International Journal of Engineering Research and Development 

e-ISSN: 2278-067X, p-ISSN : 2278-800X, www.ijerd.com 

Volume 5, Issue 2 (December 2012), PP. 88-94 

Data Mining Using Genetic Algorithm (DMUGA) 

Pramod Vishwakarma 1 , Yogesh Kumar 2 , Rajiv Kumar Nath 3 

12 M. Tech. (CSE), CET Moradabad, MTU Noida, UP India 
3 Dept. of Computer Science, CET Moradabad, UP India. 

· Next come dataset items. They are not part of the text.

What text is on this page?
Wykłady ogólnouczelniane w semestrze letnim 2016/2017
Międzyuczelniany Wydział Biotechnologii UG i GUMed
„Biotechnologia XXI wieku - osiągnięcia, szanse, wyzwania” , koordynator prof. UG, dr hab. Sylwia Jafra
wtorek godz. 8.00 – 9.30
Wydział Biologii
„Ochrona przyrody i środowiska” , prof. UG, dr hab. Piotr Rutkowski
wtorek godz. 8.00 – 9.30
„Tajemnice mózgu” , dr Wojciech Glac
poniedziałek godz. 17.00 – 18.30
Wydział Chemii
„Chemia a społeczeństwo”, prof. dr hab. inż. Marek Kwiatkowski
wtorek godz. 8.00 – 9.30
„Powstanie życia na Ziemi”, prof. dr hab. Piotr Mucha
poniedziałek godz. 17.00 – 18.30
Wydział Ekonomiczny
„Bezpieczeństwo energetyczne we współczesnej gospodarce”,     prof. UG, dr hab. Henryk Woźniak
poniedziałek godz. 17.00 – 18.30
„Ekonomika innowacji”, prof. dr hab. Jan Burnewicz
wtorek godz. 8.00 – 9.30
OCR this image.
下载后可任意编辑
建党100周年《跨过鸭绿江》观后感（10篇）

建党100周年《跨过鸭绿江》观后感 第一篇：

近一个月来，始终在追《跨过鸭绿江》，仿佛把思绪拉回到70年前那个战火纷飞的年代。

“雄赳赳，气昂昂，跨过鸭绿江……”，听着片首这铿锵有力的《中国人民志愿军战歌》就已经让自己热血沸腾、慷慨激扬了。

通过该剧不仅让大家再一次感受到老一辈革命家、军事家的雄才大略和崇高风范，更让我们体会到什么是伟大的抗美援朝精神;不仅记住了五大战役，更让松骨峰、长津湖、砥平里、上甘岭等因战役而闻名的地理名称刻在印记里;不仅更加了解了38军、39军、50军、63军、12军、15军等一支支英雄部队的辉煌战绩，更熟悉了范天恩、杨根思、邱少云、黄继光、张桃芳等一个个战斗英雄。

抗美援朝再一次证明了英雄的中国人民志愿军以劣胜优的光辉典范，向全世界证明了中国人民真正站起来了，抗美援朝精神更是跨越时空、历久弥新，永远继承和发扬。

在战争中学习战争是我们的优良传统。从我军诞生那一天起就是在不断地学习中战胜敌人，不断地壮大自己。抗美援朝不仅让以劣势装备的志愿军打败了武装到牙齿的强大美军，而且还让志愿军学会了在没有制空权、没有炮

Abstract:- In this paper the Genetic Algorithm has been used to mine the real world dataset in medical domain. 
The growth of information has proceeded at an explosive rate in recent years. The size of data available now is 
beyond the capability of our mind to analyze. Due to the size of the data, it is extremely difficult to draw 
meaningful conclusions about the data. To overcome the above scenario, data mining technology is introduced. In 
fact we are busy with data in most fields and not concerned about hidden patterns. To a certain extent, there are 
not enough qualified human analysts available who are expert at translating all of this data into knowledge and 
find the interesting patterns. Data Mining is a process that starts with data and ends with previously unknown 
patterns and knowledge. The Knowledge Discovery in Databases (KDD) process will be used and on the data 
mining stage the GA is applied in this paper. This series of activities is divided into five steps. The raw data is 
selected and analysed during the steps to reveal patterns and create new knowledge. The KDD will include several 
steps including Selection, Pre-processing, Transformation, Data Mining and Interpretation of pattern.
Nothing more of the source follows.